De todas las crueldades físicas o sicológicas a las que gustaba someter a sus esclavas, una destacaba sobremanera. Le producían verdaderos orgasmos que laceraban su cuerpo a golpes de placer. Y normalmente después de ese tipo de sesión le agradaba terminar la velada con uno, dos o tres de sus bien dotados y musculosos esclavos masculinos; o bien, llegaba ella misma a la cúspide del placer a través de la masturbación. Ésto último lo podía lograr con sus propias manos, o bien a través de las manos expertas de un grupo de esclavas, que, a través del baño que la brindaban, el posterior masaje, y las interminables caricias, producían en ella una oleada de dicha que finalizaba con un torrente de sus propios fluidos. Todas las esclavas se peleaban para poder ser cada una la elegida para, arrodilladas ante su mama, beber y tragar todo aquel manantial de líquidos sagrados.

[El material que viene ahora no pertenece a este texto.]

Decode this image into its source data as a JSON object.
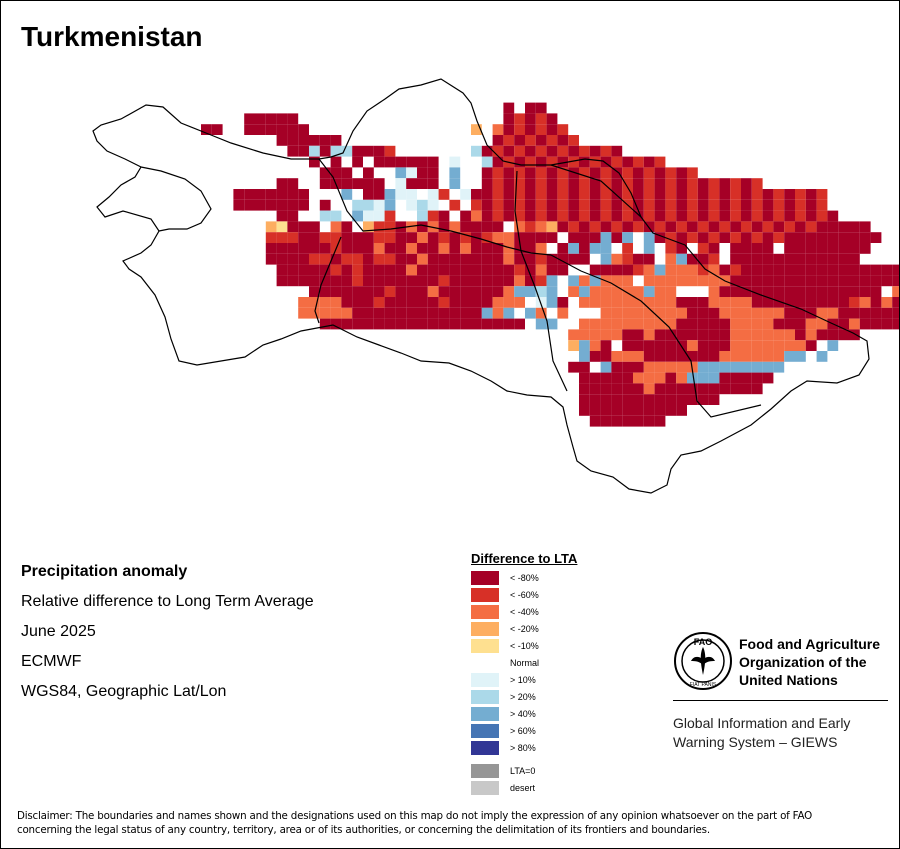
{
  "title": "Turkmenistan",
  "info": {
    "heading": "Precipitation anomaly",
    "subtitle": "Relative difference to Long Term Average",
    "period": "June 2025",
    "source": "ECMWF",
    "projection": "WGS84, Geographic Lat/Lon"
  },
  "legend": {
    "title": "Difference to LTA",
    "classes": [
      {
        "label": "< -80%",
        "color": "#a50026"
      },
      {
        "label": "< -60%",
        "color": "#d73027"
      },
      {
        "label": "< -40%",
        "color": "#f46d43"
      },
      {
        "label": "< -20%",
        "color": "#fdae61"
      },
      {
        "label": "< -10%",
        "color": "#fee090"
      },
      {
        "label": "Normal",
        "color": "#ffffff"
      },
      {
        "label": "> 10%",
        "color": "#e0f3f8"
      },
      {
        "label": "> 20%",
        "color": "#abd9e9"
      },
      {
        "label": "> 40%",
        "color": "#74add1"
      },
      {
        "label": "> 60%",
        "color": "#4575b4"
      },
      {
        "label": "> 80%",
        "color": "#313695"
      }
    ],
    "extra": [
      {
        "label": "LTA=0",
        "color": "#969696"
      },
      {
        "label": "desert",
        "color": "#c8c8c8"
      }
    ]
  },
  "org": {
    "name_line1": "Food and Agriculture",
    "name_line2": "Organization of the",
    "name_line3": "United Nations",
    "logo_text": "FAO",
    "logo_motto": "FIAT PANIS",
    "program_line1": "Global Information and Early",
    "program_line2": "Warning System – GIEWS"
  },
  "disclaimer_line1": "Disclaimer: The boundaries and names shown and the designations used on this map do not imply the expression of any opinion whatsoever on the part of FAO",
  "disclaimer_line2": "concerning the legal status of any country, territory, area or of its authorities, or concerning the delimitation of its frontiers and boundaries.",
  "map_grid": {
    "class_codes": "1..5 = < -80% .. < -10%, 7..11 = > 10% .. > 80%, 12 = desert, 0 = normal/none",
    "rows": [
      "00000000000000000000000000000000000000000000000000000000000000000000000000000000000",
      "00000000000000000000000000000000000000000000000000000000000000000000000000000000000",
      "00000000000000000000000000000000000000101100000000000000000000000000000000000000000",
      "00000000000000111110000000000000000000121210000000000000000000000000000000000000000",
      "00000000001100111111000000000000000403121212000000000000000000000000000000000000000",
      "00000000000000000111111000000000000001212121200000000000000000000000000000000000000",
      "00000000000000000011818811120000000812121212121210000000000000000000000000000000000",
      "00000000000000000000101010111111070081212121212121212000000000000000000000000000000",
      "00000000000000000000011101009711090012121212121212121212000000000000000000000000000",
      "00000000000000000110011111107111090012121212121212121212121212000000000000000000000",
      "00000000000001111111000901197707207112121212121212121212121212121212000000000000000",
      "00000000000001111111010088790787020212121212121212121212121212121212000000000000000",
      "00000000000000000110088097720082101312121212121212121212121212121212100000000000000",
      "00000000000000004511103104221313131111032341212121212121212121212121111100000000000",
      "00000000000000002221122111221131212123311110111919091212121212121111111110000000000",
      "00000000000000001111112111311311313111311301919902090210210111101111111100000000000",
      "00000000000000001111221221221131111111311211110932110391120111111111111000000000000",
      "00000000000000000111112121111311111111121311001111239333231211111111111111110000000",
      "00000000000000000111111121111111211111131290939333033333333111111111111111111110000",
      "00000000000000000000111111121113111111399890393333393300031111111111111110311111000",
      "00000000000000000003333111211111211113330791033333333311133331111111112313111111110",
      "00000000000000000003333311111111111193909303000333333331113333331113311111111100000",
      "00000000000000000000011111111111111111110990033333333311111333311133113111110000000",
      "00000000000000000000000000000000000000000000333331131111111333333131111000000000000",
      "00000000000000000000000000000000000000000000493101111113111333333310900000000000000",
      "00000000000000000000000000000000000000000000091133311111113333339909000000000000000",
      "00000000000000000000000000000000000000000000110911133333999999990000000000000000000",
      "00000000000000000000000000000000000000000000011111333139991111100000000000000000000",
      "00000000000000000000000000000000000000000000011111131111111111000000000000000000000",
      "00000000000000000000000000000000000000000000011111111111110000000000000000000000000",
      "00000000000000000000000000000000000000000000011111111110000000000000000000000000000",
      "00000000000000000000000000000000000000000000001111111000000000000000000000000000000"
    ]
  }
}
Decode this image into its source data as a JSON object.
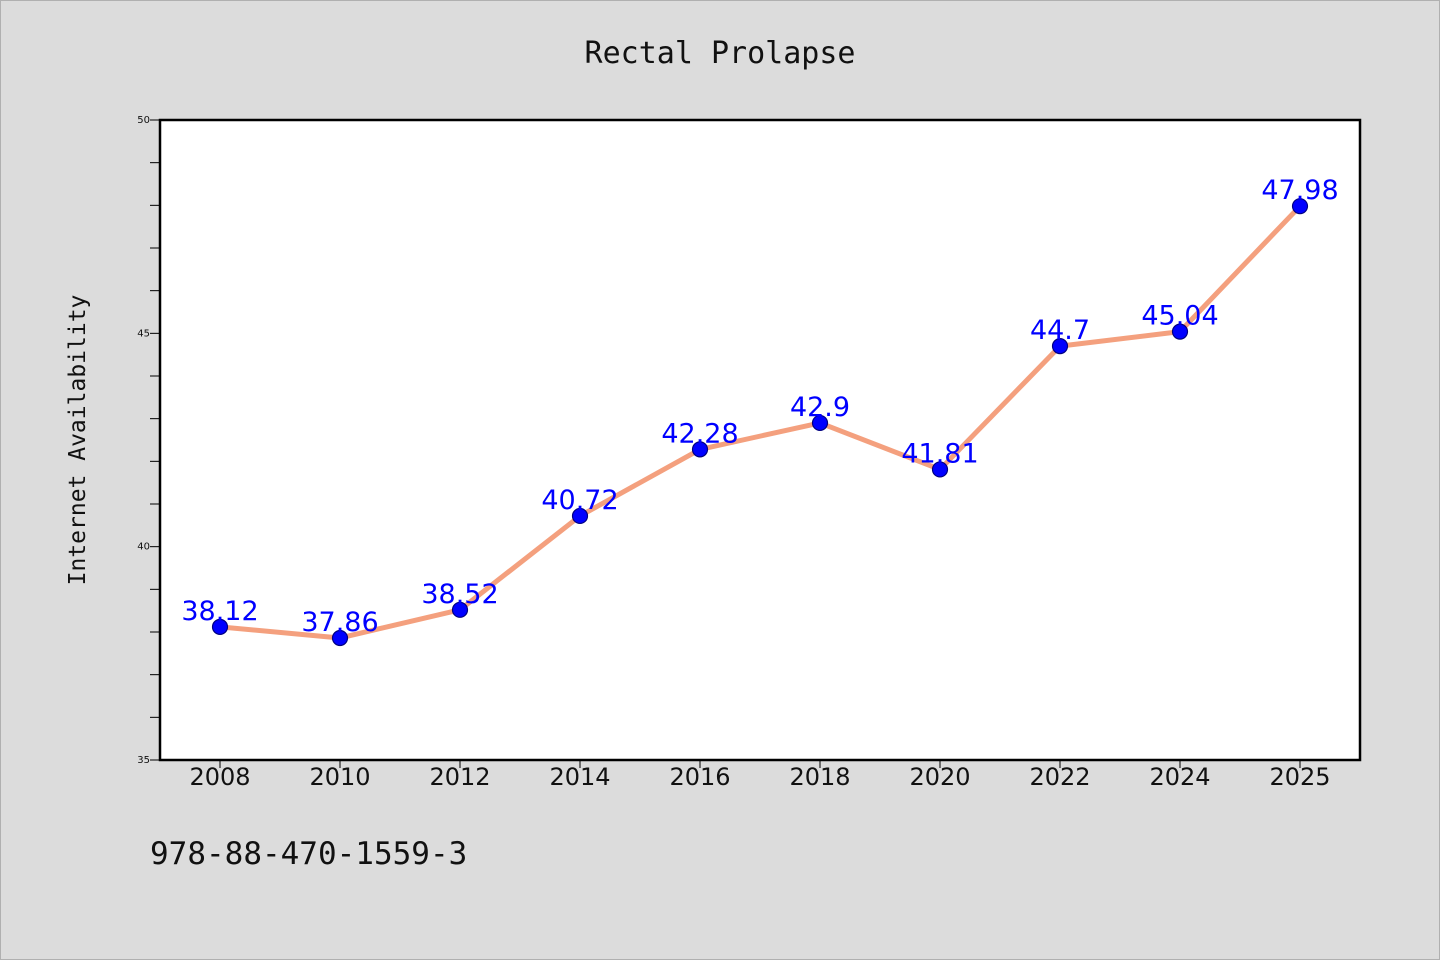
{
  "chart_data": {
    "type": "line",
    "title": "Rectal Prolapse",
    "ylabel": "Internet Availability",
    "xlabel": "",
    "categories": [
      "2008",
      "2010",
      "2012",
      "2014",
      "2016",
      "2018",
      "2020",
      "2022",
      "2024",
      "2025"
    ],
    "series": [
      {
        "values": [
          38.12,
          37.86,
          38.52,
          40.72,
          42.28,
          42.9,
          41.81,
          44.7,
          45.04,
          47.98
        ],
        "labels": [
          "38.12",
          "37.86",
          "38.52",
          "40.72",
          "42.28",
          "42.9",
          "41.81",
          "44.7",
          "45.04",
          "47.98"
        ]
      }
    ],
    "ylim": [
      35,
      50
    ],
    "yticks": [
      "35",
      "40",
      "45",
      "50"
    ],
    "grid": false,
    "colors": {
      "line": "#f4a07e",
      "marker": "#0000ff",
      "marker_edge": "#000080",
      "label": "#0000ff",
      "background": "#dcdcdc",
      "plot_background": "#ffffff"
    }
  },
  "footer_text": "978-88-470-1559-3"
}
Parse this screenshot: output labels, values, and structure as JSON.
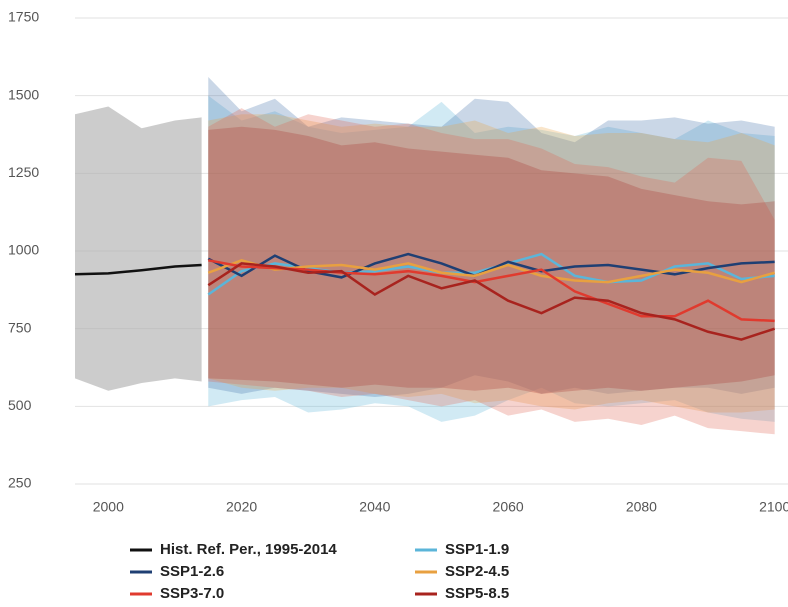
{
  "chart_data": {
    "type": "line",
    "xlim": [
      1995,
      2102
    ],
    "xticks": [
      2000,
      2020,
      2040,
      2060,
      2080,
      2100
    ],
    "ylim": [
      250,
      1750
    ],
    "yticks": [
      250,
      500,
      750,
      1000,
      1250,
      1500,
      1750
    ],
    "grid": true,
    "series": [
      {
        "name": "Hist. Ref. Per., 1995-2014",
        "color": "#111111",
        "band_color": "#b0b0b0",
        "x": [
          1995,
          2000,
          2005,
          2010,
          2014
        ],
        "values": [
          925,
          928,
          938,
          950,
          955
        ],
        "lower": [
          590,
          550,
          575,
          590,
          580
        ],
        "upper": [
          1440,
          1465,
          1395,
          1420,
          1430
        ]
      },
      {
        "name": "SSP1-1.9",
        "color": "#5bb5d9",
        "band_color": "#5bb5d9",
        "x": [
          2015,
          2020,
          2025,
          2030,
          2035,
          2040,
          2045,
          2050,
          2055,
          2060,
          2065,
          2070,
          2075,
          2080,
          2085,
          2090,
          2095,
          2100
        ],
        "values": [
          860,
          935,
          960,
          945,
          930,
          935,
          950,
          930,
          930,
          960,
          990,
          920,
          900,
          905,
          950,
          960,
          910,
          920
        ],
        "lower": [
          500,
          520,
          530,
          480,
          490,
          510,
          500,
          450,
          470,
          520,
          560,
          510,
          500,
          510,
          520,
          480,
          460,
          450
        ],
        "upper": [
          1500,
          1420,
          1450,
          1400,
          1380,
          1390,
          1400,
          1480,
          1380,
          1400,
          1390,
          1370,
          1400,
          1380,
          1360,
          1420,
          1380,
          1370
        ]
      },
      {
        "name": "SSP1-2.6",
        "color": "#1f3f73",
        "band_color": "#3f6fa8",
        "x": [
          2015,
          2020,
          2025,
          2030,
          2035,
          2040,
          2045,
          2050,
          2055,
          2060,
          2065,
          2070,
          2075,
          2080,
          2085,
          2090,
          2095,
          2100
        ],
        "values": [
          975,
          920,
          985,
          935,
          915,
          960,
          990,
          960,
          920,
          965,
          935,
          950,
          955,
          940,
          925,
          945,
          960,
          965
        ],
        "lower": [
          560,
          540,
          560,
          550,
          540,
          530,
          540,
          560,
          600,
          580,
          540,
          560,
          540,
          550,
          560,
          560,
          540,
          560
        ],
        "upper": [
          1560,
          1450,
          1490,
          1400,
          1430,
          1420,
          1410,
          1400,
          1490,
          1480,
          1380,
          1350,
          1420,
          1420,
          1430,
          1410,
          1420,
          1400
        ]
      },
      {
        "name": "SSP2-4.5",
        "color": "#e8a040",
        "band_color": "#e8a040",
        "x": [
          2015,
          2020,
          2025,
          2030,
          2035,
          2040,
          2045,
          2050,
          2055,
          2060,
          2065,
          2070,
          2075,
          2080,
          2085,
          2090,
          2095,
          2100
        ],
        "values": [
          930,
          970,
          940,
          950,
          955,
          940,
          960,
          930,
          920,
          955,
          920,
          905,
          900,
          920,
          940,
          930,
          900,
          930
        ],
        "lower": [
          590,
          560,
          550,
          560,
          560,
          540,
          530,
          540,
          510,
          520,
          500,
          490,
          510,
          520,
          500,
          480,
          480,
          490
        ],
        "upper": [
          1420,
          1440,
          1440,
          1420,
          1400,
          1410,
          1400,
          1400,
          1420,
          1380,
          1400,
          1370,
          1380,
          1380,
          1360,
          1350,
          1380,
          1340
        ]
      },
      {
        "name": "SSP3-7.0",
        "color": "#e03a2e",
        "band_color": "#e06050",
        "x": [
          2015,
          2020,
          2025,
          2030,
          2035,
          2040,
          2045,
          2050,
          2055,
          2060,
          2065,
          2070,
          2075,
          2080,
          2085,
          2090,
          2095,
          2100
        ],
        "values": [
          970,
          950,
          945,
          940,
          930,
          925,
          935,
          920,
          900,
          920,
          940,
          870,
          830,
          790,
          790,
          840,
          780,
          775
        ],
        "lower": [
          580,
          570,
          560,
          550,
          530,
          540,
          520,
          500,
          520,
          470,
          490,
          450,
          460,
          440,
          470,
          430,
          420,
          410
        ],
        "upper": [
          1400,
          1460,
          1400,
          1440,
          1420,
          1400,
          1410,
          1380,
          1360,
          1360,
          1330,
          1280,
          1270,
          1240,
          1220,
          1300,
          1290,
          1100
        ]
      },
      {
        "name": "SSP5-8.5",
        "color": "#a8231e",
        "band_color": "#a8362e",
        "x": [
          2015,
          2020,
          2025,
          2030,
          2035,
          2040,
          2045,
          2050,
          2055,
          2060,
          2065,
          2070,
          2075,
          2080,
          2085,
          2090,
          2095,
          2100
        ],
        "values": [
          890,
          960,
          950,
          930,
          935,
          860,
          920,
          880,
          905,
          840,
          800,
          850,
          840,
          800,
          780,
          740,
          715,
          750
        ],
        "lower": [
          590,
          585,
          580,
          570,
          560,
          570,
          560,
          560,
          550,
          560,
          540,
          550,
          560,
          550,
          560,
          570,
          580,
          600
        ],
        "upper": [
          1390,
          1400,
          1390,
          1370,
          1340,
          1350,
          1330,
          1320,
          1310,
          1300,
          1260,
          1250,
          1240,
          1200,
          1180,
          1160,
          1150,
          1160
        ]
      }
    ]
  }
}
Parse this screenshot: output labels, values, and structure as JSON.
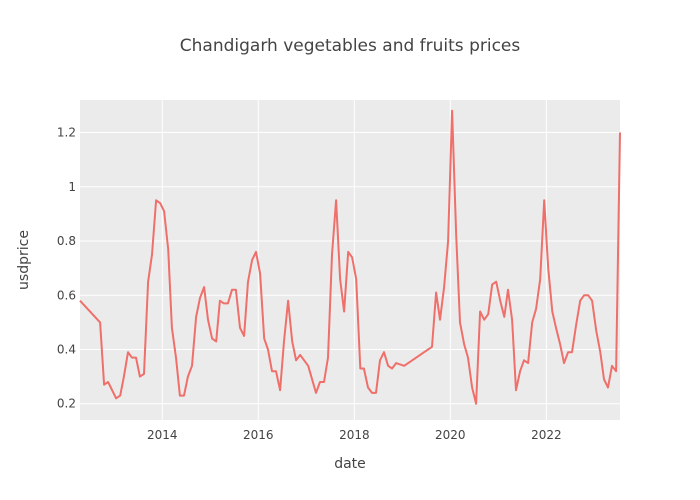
{
  "chart_data": {
    "type": "line",
    "title": "Chandigarh vegetables and fruits prices",
    "xlabel": "date",
    "ylabel": "usdprice",
    "xlim": [
      "2012-04-15",
      "2023-07-15"
    ],
    "ylim": [
      0.14,
      1.32
    ],
    "x_ticks": [
      "2014-01-01",
      "2016-01-01",
      "2018-01-01",
      "2020-01-01",
      "2022-01-01"
    ],
    "x_tick_labels": [
      "2014",
      "2016",
      "2018",
      "2020",
      "2022"
    ],
    "y_ticks": [
      0.2,
      0.4,
      0.6,
      0.8,
      1.0,
      1.2
    ],
    "y_tick_labels": [
      "0.2",
      "0.4",
      "0.6",
      "0.8",
      "1",
      "1.2"
    ],
    "grid": true,
    "line_color": "#ef6f6a",
    "background_color": "#ebebeb",
    "series": [
      {
        "x": [
          "2012-04-15",
          "2012-09-15",
          "2012-10-15",
          "2012-11-15",
          "2013-01-15",
          "2013-02-15",
          "2013-03-15",
          "2013-04-15",
          "2013-05-15",
          "2013-06-15",
          "2013-07-15",
          "2013-08-15",
          "2013-09-15",
          "2013-10-15",
          "2013-11-15",
          "2013-12-15",
          "2014-01-15",
          "2014-02-15",
          "2014-03-15",
          "2014-04-15",
          "2014-05-15",
          "2014-06-15",
          "2014-07-15",
          "2014-08-15",
          "2014-09-15",
          "2014-10-15",
          "2014-11-15",
          "2014-12-15",
          "2015-01-15",
          "2015-02-15",
          "2015-03-15",
          "2015-04-15",
          "2015-05-15",
          "2015-06-15",
          "2015-07-15",
          "2015-08-15",
          "2015-09-15",
          "2015-10-15",
          "2015-11-15",
          "2015-12-15",
          "2016-01-15",
          "2016-02-15",
          "2016-03-15",
          "2016-04-15",
          "2016-05-15",
          "2016-06-15",
          "2016-07-15",
          "2016-08-15",
          "2016-09-15",
          "2016-10-15",
          "2016-11-15",
          "2016-12-15",
          "2017-01-15",
          "2017-03-15",
          "2017-04-15",
          "2017-05-15",
          "2017-06-15",
          "2017-07-15",
          "2017-08-15",
          "2017-09-15",
          "2017-10-15",
          "2017-11-15",
          "2017-12-15",
          "2018-01-15",
          "2018-02-15",
          "2018-03-15",
          "2018-04-15",
          "2018-05-15",
          "2018-06-15",
          "2018-07-15",
          "2018-08-15",
          "2018-09-15",
          "2018-10-15",
          "2018-11-15",
          "2019-01-15",
          "2019-08-15",
          "2019-09-15",
          "2019-10-15",
          "2019-11-15",
          "2019-12-15",
          "2020-01-15",
          "2020-02-15",
          "2020-03-15",
          "2020-04-15",
          "2020-05-15",
          "2020-06-15",
          "2020-07-15",
          "2020-08-15",
          "2020-09-15",
          "2020-10-15",
          "2020-11-15",
          "2020-12-15",
          "2021-01-15",
          "2021-02-15",
          "2021-03-15",
          "2021-04-15",
          "2021-05-15",
          "2021-06-15",
          "2021-07-15",
          "2021-08-15",
          "2021-09-15",
          "2021-10-15",
          "2021-11-15",
          "2021-12-15",
          "2022-01-15",
          "2022-02-15",
          "2022-03-15",
          "2022-04-15",
          "2022-05-15",
          "2022-06-15",
          "2022-07-15",
          "2022-08-15",
          "2022-09-15",
          "2022-10-15",
          "2022-11-15",
          "2022-12-15",
          "2023-01-15",
          "2023-02-15",
          "2023-03-15",
          "2023-04-15",
          "2023-05-15",
          "2023-06-15",
          "2023-07-15"
        ],
        "y": [
          0.58,
          0.5,
          0.27,
          0.28,
          0.22,
          0.23,
          0.3,
          0.39,
          0.37,
          0.37,
          0.3,
          0.31,
          0.65,
          0.75,
          0.95,
          0.94,
          0.91,
          0.77,
          0.48,
          0.37,
          0.23,
          0.23,
          0.3,
          0.34,
          0.52,
          0.59,
          0.63,
          0.51,
          0.44,
          0.43,
          0.58,
          0.57,
          0.57,
          0.62,
          0.62,
          0.48,
          0.45,
          0.65,
          0.73,
          0.76,
          0.68,
          0.44,
          0.4,
          0.32,
          0.32,
          0.25,
          0.43,
          0.58,
          0.43,
          0.36,
          0.38,
          0.36,
          0.34,
          0.24,
          0.28,
          0.28,
          0.37,
          0.75,
          0.95,
          0.66,
          0.54,
          0.76,
          0.74,
          0.66,
          0.33,
          0.33,
          0.26,
          0.24,
          0.24,
          0.36,
          0.39,
          0.34,
          0.33,
          0.35,
          0.34,
          0.41,
          0.61,
          0.51,
          0.63,
          0.8,
          1.28,
          0.82,
          0.5,
          0.42,
          0.37,
          0.26,
          0.2,
          0.54,
          0.51,
          0.53,
          0.64,
          0.65,
          0.58,
          0.52,
          0.62,
          0.51,
          0.25,
          0.32,
          0.36,
          0.35,
          0.5,
          0.55,
          0.66,
          0.95,
          0.7,
          0.54,
          0.48,
          0.42,
          0.35,
          0.39,
          0.39,
          0.49,
          0.58,
          0.6,
          0.6,
          0.58,
          0.47,
          0.39,
          0.29,
          0.26,
          0.34,
          0.32,
          1.2
        ]
      }
    ]
  }
}
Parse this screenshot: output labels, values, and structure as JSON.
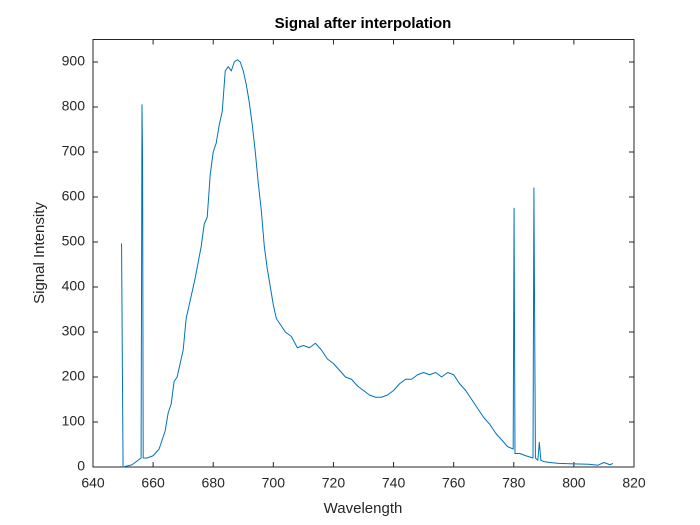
{
  "chart_data": {
    "type": "line",
    "title": "Signal after interpolation",
    "x_label": "Wavelength",
    "y_label": "Signal Intensity",
    "xlim": [
      640,
      820
    ],
    "ylim": [
      0,
      950
    ],
    "xticks": [
      640,
      660,
      680,
      700,
      720,
      740,
      760,
      780,
      800,
      820
    ],
    "yticks": [
      0,
      100,
      200,
      300,
      400,
      500,
      600,
      700,
      800,
      900
    ],
    "grid": false,
    "series": [
      {
        "color": "#0072bd",
        "x": [
          649.5,
          650,
          653,
          655,
          656,
          656.3,
          656.5,
          656.7,
          658,
          660,
          662,
          664,
          665,
          666,
          667,
          668,
          670,
          671,
          672,
          674,
          676,
          677,
          678,
          679,
          680,
          681,
          682,
          683,
          684,
          685,
          686,
          687,
          688,
          689,
          690,
          691,
          692,
          693,
          694,
          695,
          696,
          697,
          698,
          699,
          700,
          701,
          702,
          703,
          704,
          706,
          708,
          710,
          712,
          714,
          716,
          718,
          720,
          722,
          724,
          726,
          728,
          730,
          732,
          734,
          736,
          738,
          740,
          742,
          744,
          746,
          748,
          750,
          752,
          754,
          756,
          758,
          760,
          762,
          764,
          766,
          768,
          770,
          772,
          774,
          776,
          778,
          779.8,
          780.1,
          780.4,
          782,
          784,
          786.4,
          786.7,
          787.2,
          788,
          788.5,
          789,
          790,
          792,
          795,
          800,
          805,
          808,
          810,
          812,
          813
        ],
        "values": [
          497,
          0,
          5,
          15,
          20,
          805,
          680,
          20,
          20,
          25,
          40,
          80,
          120,
          140,
          190,
          200,
          260,
          330,
          360,
          420,
          490,
          540,
          555,
          650,
          700,
          720,
          760,
          790,
          880,
          890,
          880,
          900,
          905,
          900,
          880,
          850,
          810,
          760,
          700,
          630,
          570,
          490,
          440,
          400,
          360,
          330,
          320,
          310,
          300,
          290,
          265,
          270,
          265,
          275,
          260,
          240,
          230,
          215,
          200,
          195,
          180,
          170,
          160,
          155,
          155,
          160,
          170,
          185,
          195,
          195,
          205,
          210,
          205,
          210,
          200,
          210,
          205,
          185,
          170,
          150,
          130,
          110,
          95,
          75,
          60,
          45,
          40,
          575,
          30,
          30,
          25,
          20,
          620,
          20,
          15,
          55,
          15,
          12,
          10,
          8,
          7,
          6,
          4,
          10,
          5,
          8
        ]
      }
    ]
  }
}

En la escena que más la apasionaba vivir con sus esclavas, ella elegía a alguna de las muchas que, deseosas de estar con un hombre, permanecían inactivas sexualmente durante meses o años. De por sí, esta abstinencia forzada de muchas de sus esclavas ya le producía placer. Pero lo que hacía vivir a la elegida para ese día, era para ella el máximo del poder y la crueldad sicológica.
La diosa hacía atar de manos a esta esclava ardiente de sexo y le colocaban un collar con correa, la cual ataban a un poste. A continuación, ordenaba a uno de sus esclavos mejor dotados y más bellos acercarse a la víctima. Aquéllos solían conservarse en buena forma debido a los duros trabajos que realizaban para su ama y señora, y al esmero que ponían en el cuidado e higiene de sus ya bien formados cuerpos. Todo ello, con el único fin de poder ser los agraciados para dar placer de una forma más personal y sexual a la reina y ama de sus sueños. Este esclavo era de mediana estatura, rubio, joven. Era como un dios griego del olimpo. Su tez tostada por el sol no hacía más que resaltar los bellos y potentes músculos que surcaban su cuerpo. Sin ser inmenso, su pene era de un grosor y tamaño tales, que hasta la hembra más exigente lo hubiera alabado.

Preparada la escena, la reina se acercaba sensualmente a la pareja de esclavos, y obligaba al macho a acariciar suavemente la piel de la esclava para ir calentando sus, ya de por sí, ansias sexuales. Al mismo tiempo, el ama incitaba con sus caricias al esclavo, con el lógico aumento del volumen del pene. Todo ello se hacía de tal manera que el pene quedara a la altura de los ojos de la esclava, y a una distancia no mayor de diez centímetros. El ama jugaba con el deseo de sus esclavos: la esclava deseaba engullir y chupar aquel hermoso y creciente pene; mientras el esclavo se quemaba poco a poco en el deseo de continuar siendo acariciado por su ama, y quizás terminar haciendo el amor con ella. No deseaba follar a la esclava. Sólo sentía y vivía para su ama. Su sexo era sólo para su ama.
Mientras la diosa disfrutaba de la escena, le decía a su esclava con voz melosa:
- Intenta besar y chupar esta poya que tanto deseas, cerda.

Lógicamente, ella lo intentaba; pero a medida que se acercaba al deseoso pene, el collar iba atenazando su cuello y dejándola sin aire para respirar. Ésto era el súmum del placer para la despiadada reina: sentir sus jadeos de asfixia mientras inútilmente intentaba acercar sus labios al pene. Ese poder era para ella el sexo perfecto, el orgasmo más salvaje.

Para finalizar, y si los esclavos habían estado a la altura de lo deseado por ella, obligaba al macho a masturbarse y correrse en el suelo, cerca de la perra esclava.
-Ahora, lámelo perra, y disfrútalo, porque no creo que la próxima vez sea tan generosa contigo.
Un orgasmo terriblemente placentero la sacó de sus fantasías, sin haberse percatado de que sus dedos estaban impregnados de sus fluidos. Instintivamente se había masturbado mientras soñaba con aquella escena. Unos deseos irrefrenables de llamar a su nuevo esclavo hicieron mella en su ego. No, pensó. Haría sufrir a su sirviente obligándole a esperar algunos días hasta su nuevo encuentro... pero no muchos. Ella ya estaba deseosa, y prepararía la escena.